I know that Date.getDate makes it easy to get the current date or create a date in the future - but I’m wondering if there is a simple tool for adding time to the current date and having it calculate accordingly.
As an example:
If I ran Date.getDate.asSortableString on New Year’s Eve, I’d get a number: 20221231245900. Then, maybe I would want to add 60 seconds, so that the year, day, and hour all turned over.
Simply adding 60 to that number isn’t going to give me an accurate date, so I could parse the string, write a function with information about the year and the months, and so on - but I’m wondering if there is a convenience class that would do something similar.
I’m pretty sure this doesn’t quite work either… It seems to return numbers that wouldn’t fit into a normal time-keeping convention… for instance, if you’re at 7 minutes and 20 seconds… and you add 60, you would get a string with “780”. If you exceed 100 seconds in a minute, it simply adds the number in your minutes column.
I can definitely think of a hack-y way to program this, so there’s no urgency - but I was hoping something more elegant existed.
Here’s a rough attempt at a subset of the problem - advancing a .secStamp only.
For incrementing the entire date, I guess I’d have to add logic to test for a leap year, alongside referencing a ‘months’ array where each index held the maximum days for each month.
(
var incrementSecStamp = {|hhmmss seconds|
var wrapCount = {|n max| if (n > max) {n - (max + 1)} {n}};
var addLeadZero = {|n| if (n < 10) {"0" ++ n.asString} {n.asString}};
var hh, mm, ss, hrs, mins, secs, secPerHr = 3600;
// seconds values with a total greater than 24hrs are not needed for this
seconds = seconds % (secPerHr * 24);
// calculate the amounts to be added to each unit of time
hrs = (seconds / secPerHr).floor;
mins = ((seconds - (hrs * secPerHr)) / 60).floor;
secs = seconds - ((mins * 60) + (hrs * secPerHr));
// extract values from the input secStamp and sum with the calculated amounts
ss = hhmmss[4..5].asInteger + secs;
mm = (hhmmss[2..3].asInteger + mins) + (ss / 60).floor;
hh = (hhmmss[0..1].asInteger + hrs) + (mm / 60).floor;
// wrap each value to be within the correct range for 24hr time
// and convert to a formatted string
[wrapCount.(hh, 23), wrapCount.(mm, 59), (ss % 60)]
.collect({|n| addLeadZero.(n.asInteger)}).join;
};
a = Date.getDate.secStamp;
incrementSecStamp.(a, 3660);
)
d = Date.gmtime;
-> Tue Sep 27 00:23:32 2022
d.rawSeconds;
-> 1664238212.6025
// 'fromRawSeconds' is from wslib
e = Date.fromRawSeconds(d.rawSeconds + 10, daylightSavings: 0)
-> Tue Sep 28 00:23:42 2022
gmtime doesn’t take time zone into account.
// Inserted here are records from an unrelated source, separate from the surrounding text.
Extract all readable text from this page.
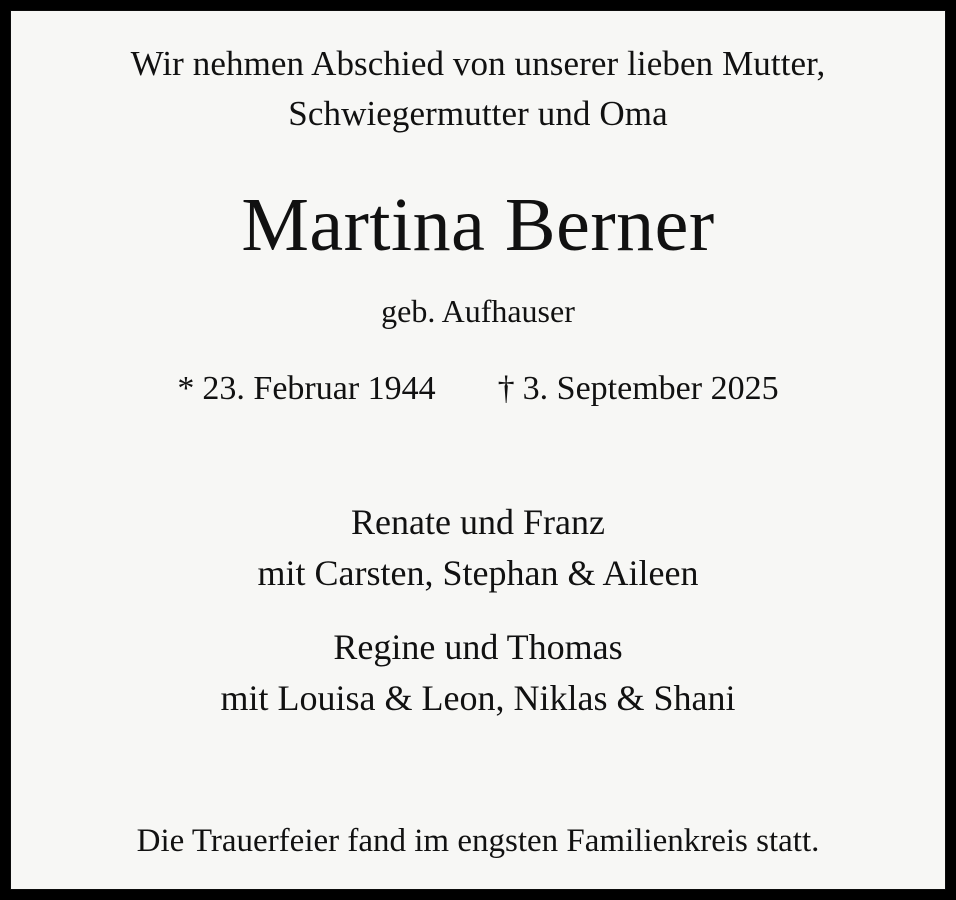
Wir nehmen Abschied von unserer lieben Mutter,
Schwiegermutter und Oma
Martina Berner
geb. Aufhauser
* 23. Februar 1944 † 3. September 2025
Renate und Franz
mit Carsten, Stephan & Aileen
Regine und Thomas
mit Louisa & Leon, Niklas & Shani
Die Trauerfeier fand im engsten Familienkreis statt.
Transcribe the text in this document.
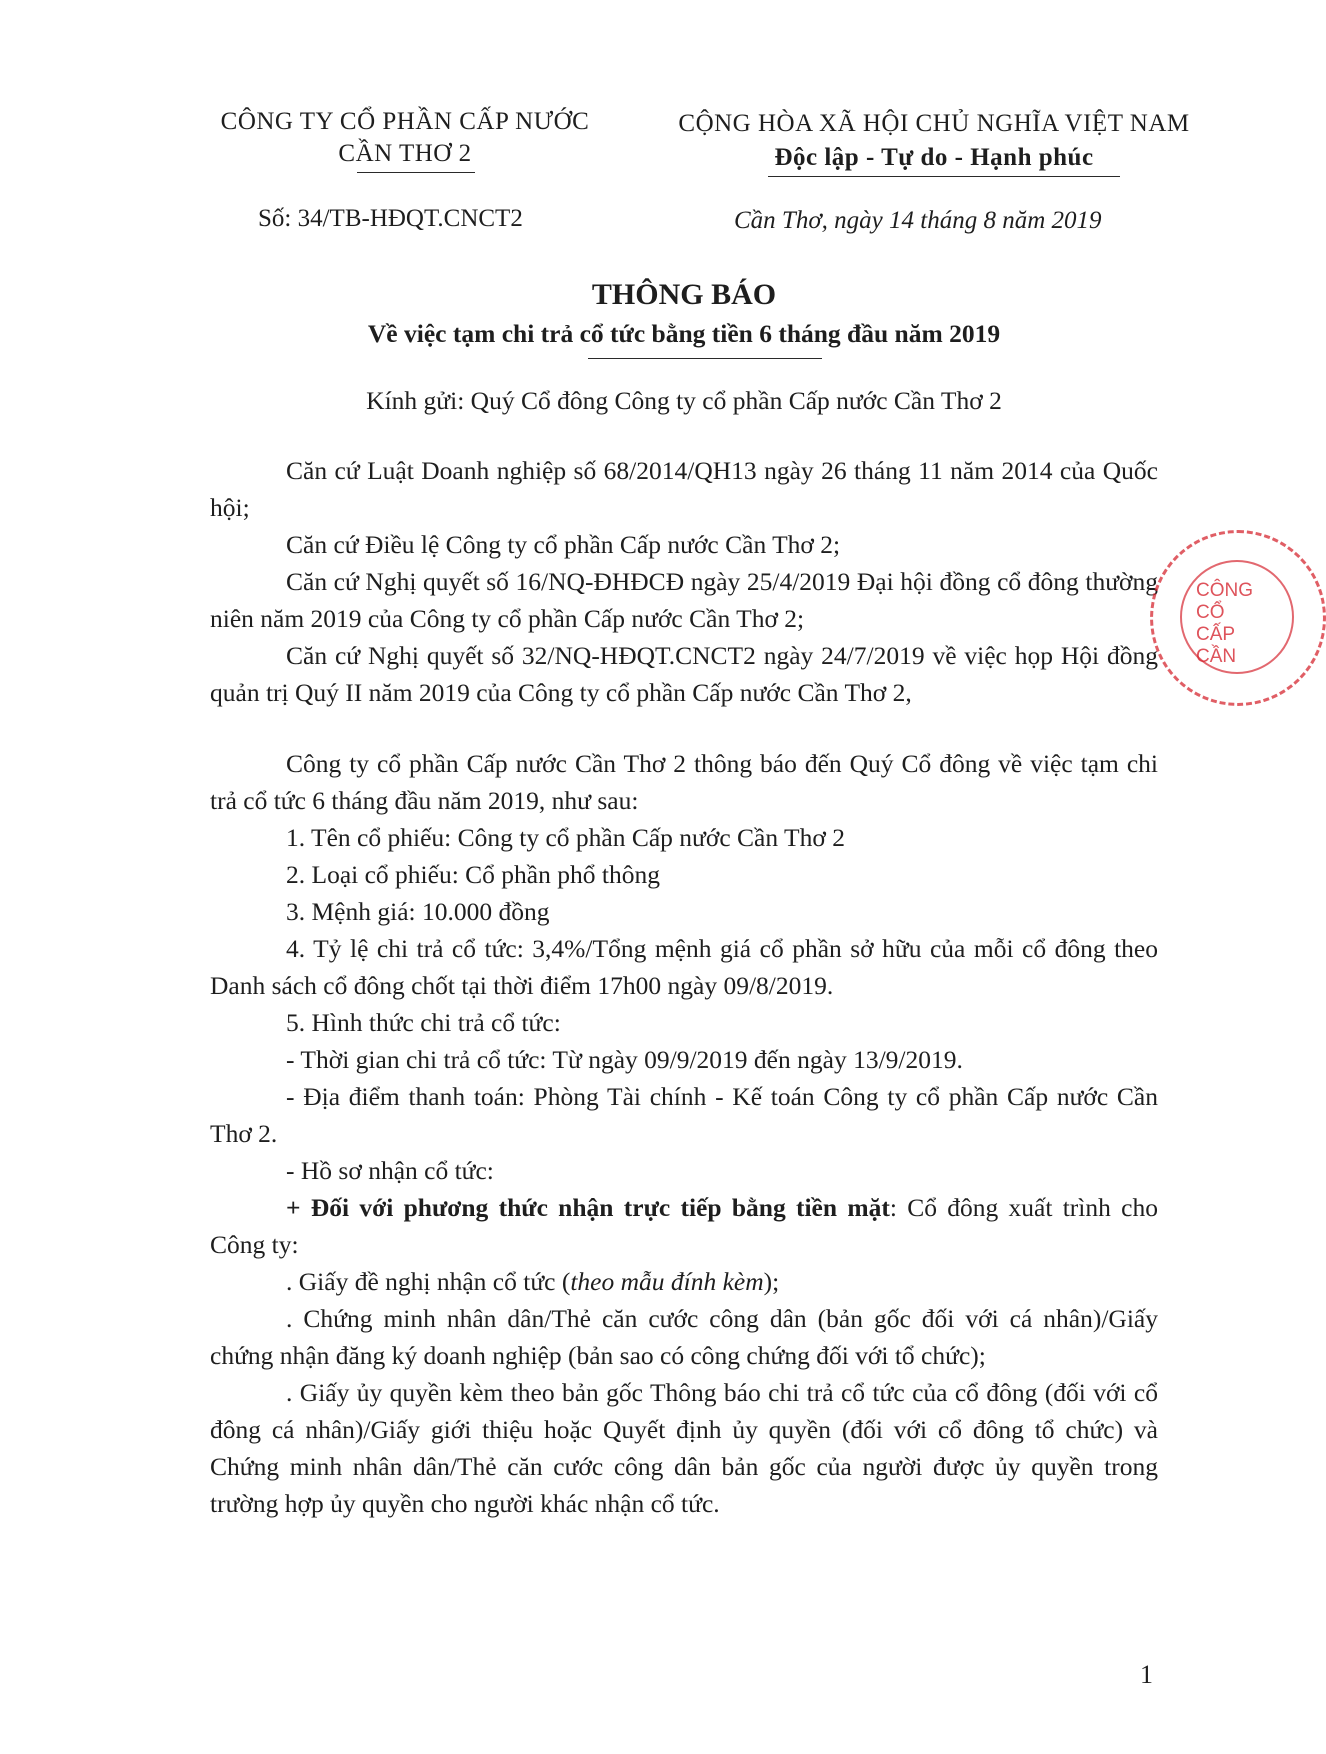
CÔNG TY CỔ PHẦN CẤP NƯỚC
CẦN THƠ 2
CỘNG HÒA XÃ HỘI CHỦ NGHĨA VIỆT NAM
Độc lập - Tự do - Hạnh phúc
Số: 34/TB-HĐQT.CNCT2	Cần Thơ, ngày 14 tháng 8 năm 2019
THÔNG BÁO
Về việc tạm chi trả cổ tức bằng tiền 6 tháng đầu năm 2019
Kính gửi: Quý Cổ đông Công ty cổ phần Cấp nước Cần Thơ 2
Căn cứ Luật Doanh nghiệp số 68/2014/QH13 ngày 26 tháng 11 năm 2014 của Quốc hội;
Căn cứ Điều lệ Công ty cổ phần Cấp nước Cần Thơ 2;
Căn cứ Nghị quyết số 16/NQ-ĐHĐCĐ ngày 25/4/2019 Đại hội đồng cổ đông thường niên năm 2019 của Công ty cổ phần Cấp nước Cần Thơ 2;
Căn cứ Nghị quyết số 32/NQ-HĐQT.CNCT2 ngày 24/7/2019 về việc họp Hội đồng quản trị Quý II năm 2019 của Công ty cổ phần Cấp nước Cần Thơ 2,
Công ty cổ phần Cấp nước Cần Thơ 2 thông báo đến Quý Cổ đông về việc tạm chi trả cổ tức 6 tháng đầu năm 2019, như sau:
1. Tên cổ phiếu: Công ty cổ phần Cấp nước Cần Thơ 2
2. Loại cổ phiếu: Cổ phần phổ thông
3. Mệnh giá: 10.000 đồng
4. Tỷ lệ chi trả cổ tức: 3,4%/Tổng mệnh giá cổ phần sở hữu của mỗi cổ đông theo Danh sách cổ đông chốt tại thời điểm 17h00 ngày 09/8/2019.
5. Hình thức chi trả cổ tức:
- Thời gian chi trả cổ tức: Từ ngày 09/9/2019 đến ngày 13/9/2019.
- Địa điểm thanh toán: Phòng Tài chính - Kế toán Công ty cổ phần Cấp nước Cần Thơ 2.
- Hồ sơ nhận cổ tức:
+ Đối với phương thức nhận trực tiếp bằng tiền mặt: Cổ đông xuất trình cho Công ty:
. Giấy đề nghị nhận cổ tức (theo mẫu đính kèm);
. Chứng minh nhân dân/Thẻ căn cước công dân (bản gốc đối với cá nhân)/Giấy chứng nhận đăng ký doanh nghiệp (bản sao có công chứng đối với tổ chức);
. Giấy ủy quyền kèm theo bản gốc Thông báo chi trả cổ tức của cổ đông (đối với cổ đông cá nhân)/Giấy giới thiệu hoặc Quyết định ủy quyền (đối với cổ đông tổ chức) và Chứng minh nhân dân/Thẻ căn cước công dân bản gốc của người được ủy quyền trong trường hợp ủy quyền cho người khác nhận cổ tức.
CÔNG CỔ CẤP CẦN
1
AFAICS, to correct for that, you would need to get an hour offset Date.getDate.hour - Date.gmtime.hour (you could do this once at the beginning of the session, because it’s extremely unlikely to switch time zones in the middle of a session), and then add this offset to the hour (which might require rolling over a day/month/year too).
If you read the code, you’ll see that fromRawSeconds makes a SMPTE object from the seconds value, then does Date.fromSMPTE on that. Follow the chain to fromSMPTE it looks like some of the logic could be fragile.
I’m not the author of wslib, though, so maybe the best way is to log a bug report on the github repository (linked above).
There are likely any number of algorithms online to turn a raw timestamp (seconds) into a date. If Excel can do it, so could we… you or someone else could find one of these and implement it.